Pkg.clone("https://github.com/jwmi/BayesianMixtures.jl.git")

Basic usage example

using BayesianMixtures

# Simulate some data
x = randn(500)

# Specify model, data, and MCMC options
n_total = 1000  # total number of MCMC sweeps to run
options = BayesianMixtures.options("Normal","MFM",x,n_total)  # MFM with univariate Normal components

# Run MCMC sampler
result = BayesianMixtures.run_sampler(options)

# Get the posterior on k (number of components) 
k_posterior = BayesianMixtures.k_posterior(result)

For more in-depth examples, see the examples folder.

Additional features

Optional: Reversible jump MCMC

In addition to the Jain-Neal sampler, reversible jump MCMC is also implemented for certain classes of MFMs (specifically, univariate normal mixtures and multivariate normal mixtures with diagonal covariance). For univariate normal mixtures, we use the algorithm of Richardson and Green (1997). A copy of Peter Green's Nmix program is also included, for convenience.

Optional: Saving results

Functions for saving/loading results from file are provided. To use them, you need to install a couple things as follows:

  • Mac users (Windows users skip this step): Install the Command Line Tools (CLT) by opening a terminal window and entering: xcode-select --install. In the window that pops up, click Install (not Get Xcode).
  • Then, install JLD by opening Julia and entering: Pkg.add("JLD").

Optional: Plotting results

Functions for plotting are also provided. To use them, install PyPlot by entering the following commands:

ENV["PYTHON"]=""
if (Pkg.installed("PyCall")!=nothing); Pkg.build("PyCall"); end
Pkg.add("PyPlot")
using PyPlot

Hopefully that will work, but if you get errors, you can either (a) not use the plotting functions in BayesianMixtures, or (b) try your luck with the PyPlot installation instructions here.

Updating to the latest version

If you want to update your installation of BayesianMixtures to the latest version of the package, run the following commands in Julia:

Pkg.rm("BayesianMixtures")
Pkg.clone("https://github.com/jwmi/BayesianMixtures.jl.git")

Questions or bugs

If you have a question or find a bug, feel free to contact me (Jeff Miller). Also feel free to submit a pull request if you find and fix a bug.

Licensing / Citation

This package is released under an MIT license (with the exception of Peter Green's Nmix code and John D. Cook's random number generators). See LICENSE.md.
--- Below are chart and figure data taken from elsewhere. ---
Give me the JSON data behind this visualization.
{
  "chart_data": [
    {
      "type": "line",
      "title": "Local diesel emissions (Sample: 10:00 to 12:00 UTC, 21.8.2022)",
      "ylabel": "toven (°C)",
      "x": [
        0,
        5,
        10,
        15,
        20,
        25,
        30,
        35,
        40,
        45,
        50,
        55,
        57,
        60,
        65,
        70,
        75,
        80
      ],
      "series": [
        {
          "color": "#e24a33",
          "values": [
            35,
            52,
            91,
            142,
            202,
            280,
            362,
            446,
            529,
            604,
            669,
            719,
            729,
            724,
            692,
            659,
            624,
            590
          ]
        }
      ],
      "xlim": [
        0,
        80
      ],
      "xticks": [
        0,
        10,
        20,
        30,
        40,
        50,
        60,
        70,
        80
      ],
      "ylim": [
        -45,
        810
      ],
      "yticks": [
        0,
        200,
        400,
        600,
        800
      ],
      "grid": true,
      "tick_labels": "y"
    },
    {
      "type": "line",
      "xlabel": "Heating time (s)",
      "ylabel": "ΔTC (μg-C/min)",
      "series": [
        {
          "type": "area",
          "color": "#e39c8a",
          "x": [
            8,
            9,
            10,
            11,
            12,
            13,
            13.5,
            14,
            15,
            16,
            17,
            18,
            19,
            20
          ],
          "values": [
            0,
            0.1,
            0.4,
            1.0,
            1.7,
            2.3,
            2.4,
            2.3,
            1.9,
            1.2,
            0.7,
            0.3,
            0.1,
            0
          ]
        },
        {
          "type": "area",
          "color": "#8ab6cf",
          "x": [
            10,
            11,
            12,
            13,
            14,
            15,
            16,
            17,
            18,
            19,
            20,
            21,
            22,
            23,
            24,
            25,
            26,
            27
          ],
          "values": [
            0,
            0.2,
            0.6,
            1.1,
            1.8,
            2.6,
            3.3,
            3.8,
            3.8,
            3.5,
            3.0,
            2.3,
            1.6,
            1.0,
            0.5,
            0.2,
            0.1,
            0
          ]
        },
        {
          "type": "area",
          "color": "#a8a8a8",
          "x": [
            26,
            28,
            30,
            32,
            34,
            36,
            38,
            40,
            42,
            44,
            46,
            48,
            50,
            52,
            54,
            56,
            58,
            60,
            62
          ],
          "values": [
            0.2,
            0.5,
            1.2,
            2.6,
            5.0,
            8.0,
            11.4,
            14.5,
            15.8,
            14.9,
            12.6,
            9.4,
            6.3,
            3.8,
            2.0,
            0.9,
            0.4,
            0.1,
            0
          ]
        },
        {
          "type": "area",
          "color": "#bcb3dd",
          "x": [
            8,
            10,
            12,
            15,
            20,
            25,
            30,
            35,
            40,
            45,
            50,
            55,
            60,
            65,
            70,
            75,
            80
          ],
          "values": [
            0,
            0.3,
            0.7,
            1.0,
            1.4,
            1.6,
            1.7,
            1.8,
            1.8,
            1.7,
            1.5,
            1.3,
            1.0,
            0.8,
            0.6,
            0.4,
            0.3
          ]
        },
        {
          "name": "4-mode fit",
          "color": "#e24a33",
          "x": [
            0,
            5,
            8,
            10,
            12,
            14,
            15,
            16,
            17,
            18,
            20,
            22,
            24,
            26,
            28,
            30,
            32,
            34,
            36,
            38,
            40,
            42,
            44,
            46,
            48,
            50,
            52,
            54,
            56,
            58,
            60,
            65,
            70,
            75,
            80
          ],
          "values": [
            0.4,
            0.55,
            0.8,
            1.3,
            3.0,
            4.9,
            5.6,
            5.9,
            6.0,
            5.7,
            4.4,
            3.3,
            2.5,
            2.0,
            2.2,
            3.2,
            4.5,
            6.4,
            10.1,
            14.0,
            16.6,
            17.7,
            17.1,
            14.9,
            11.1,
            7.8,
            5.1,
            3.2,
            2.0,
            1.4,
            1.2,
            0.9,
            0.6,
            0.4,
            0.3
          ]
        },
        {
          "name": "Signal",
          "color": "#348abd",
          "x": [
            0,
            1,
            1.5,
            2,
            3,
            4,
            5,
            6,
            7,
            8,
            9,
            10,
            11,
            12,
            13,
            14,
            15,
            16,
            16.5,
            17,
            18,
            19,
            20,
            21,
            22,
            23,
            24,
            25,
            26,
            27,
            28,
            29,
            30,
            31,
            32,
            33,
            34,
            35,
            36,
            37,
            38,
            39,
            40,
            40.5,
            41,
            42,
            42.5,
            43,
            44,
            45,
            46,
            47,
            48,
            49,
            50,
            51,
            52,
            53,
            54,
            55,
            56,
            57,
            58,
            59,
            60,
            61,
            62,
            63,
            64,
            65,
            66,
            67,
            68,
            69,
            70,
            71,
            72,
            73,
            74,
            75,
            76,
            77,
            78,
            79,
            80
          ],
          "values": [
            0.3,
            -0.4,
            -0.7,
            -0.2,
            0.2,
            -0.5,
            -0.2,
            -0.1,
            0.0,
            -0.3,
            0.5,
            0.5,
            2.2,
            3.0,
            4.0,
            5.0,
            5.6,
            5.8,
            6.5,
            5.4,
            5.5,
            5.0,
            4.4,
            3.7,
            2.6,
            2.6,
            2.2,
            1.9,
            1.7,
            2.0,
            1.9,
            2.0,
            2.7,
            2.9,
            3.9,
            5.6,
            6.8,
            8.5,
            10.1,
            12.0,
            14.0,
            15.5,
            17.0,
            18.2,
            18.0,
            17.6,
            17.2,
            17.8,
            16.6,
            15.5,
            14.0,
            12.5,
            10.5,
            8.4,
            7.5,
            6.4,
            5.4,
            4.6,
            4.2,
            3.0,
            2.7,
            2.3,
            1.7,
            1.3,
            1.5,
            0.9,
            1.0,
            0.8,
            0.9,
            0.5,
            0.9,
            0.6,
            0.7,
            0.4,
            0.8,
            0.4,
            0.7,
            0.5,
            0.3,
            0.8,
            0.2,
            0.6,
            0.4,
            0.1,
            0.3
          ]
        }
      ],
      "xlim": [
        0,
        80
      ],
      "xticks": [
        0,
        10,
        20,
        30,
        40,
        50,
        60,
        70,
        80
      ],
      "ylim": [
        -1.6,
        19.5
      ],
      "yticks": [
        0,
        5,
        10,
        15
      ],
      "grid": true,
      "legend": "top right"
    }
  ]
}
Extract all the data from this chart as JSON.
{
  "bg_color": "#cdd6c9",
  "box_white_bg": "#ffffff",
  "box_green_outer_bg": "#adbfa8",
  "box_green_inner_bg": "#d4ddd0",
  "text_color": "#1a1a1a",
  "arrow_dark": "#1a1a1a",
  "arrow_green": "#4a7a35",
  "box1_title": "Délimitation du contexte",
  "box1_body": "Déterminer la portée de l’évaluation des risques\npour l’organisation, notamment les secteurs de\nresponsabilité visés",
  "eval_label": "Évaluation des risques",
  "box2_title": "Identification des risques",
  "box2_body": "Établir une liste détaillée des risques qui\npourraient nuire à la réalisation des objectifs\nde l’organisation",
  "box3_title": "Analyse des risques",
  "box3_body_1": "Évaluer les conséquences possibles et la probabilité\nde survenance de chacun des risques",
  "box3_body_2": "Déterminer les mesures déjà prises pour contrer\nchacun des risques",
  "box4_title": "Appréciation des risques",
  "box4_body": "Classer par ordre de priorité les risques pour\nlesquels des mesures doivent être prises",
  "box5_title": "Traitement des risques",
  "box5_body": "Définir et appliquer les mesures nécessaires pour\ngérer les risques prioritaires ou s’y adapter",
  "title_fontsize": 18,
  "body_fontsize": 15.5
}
Please cite the following publication if you use this package in your research: J. W. Miller and M. T. Harrison. Mixture models with a prior on the number of components. Journal of the American Statistical Association, Vol. 113, 2018, pp. 340-356.

References

S. Jain and R. M. Neal. A split-merge Markov chain Monte Carlo procedure for the Dirichlet process mixture model. Journal of Computational and Graphical Statistics, 13(1), 2004.

S. Jain and R. M. Neal. Splitting and merging components of a nonconjugate Dirichlet process mixture model. Bayesian Analysis, 2(3):445-472, 2007.

J. W. Miller and M. T. Harrison. Mixture models with a prior on the number of components. Journal of the American Statistical Association, Vol. 113, 2018, pp. 340-356.

S. Richardson and P. J. Green. On Bayesian analysis of mixtures with an unknown number of components. Journal of the Royal Statistical Society: Series B (Statistical Methodology), 59(4):731-792, 1997.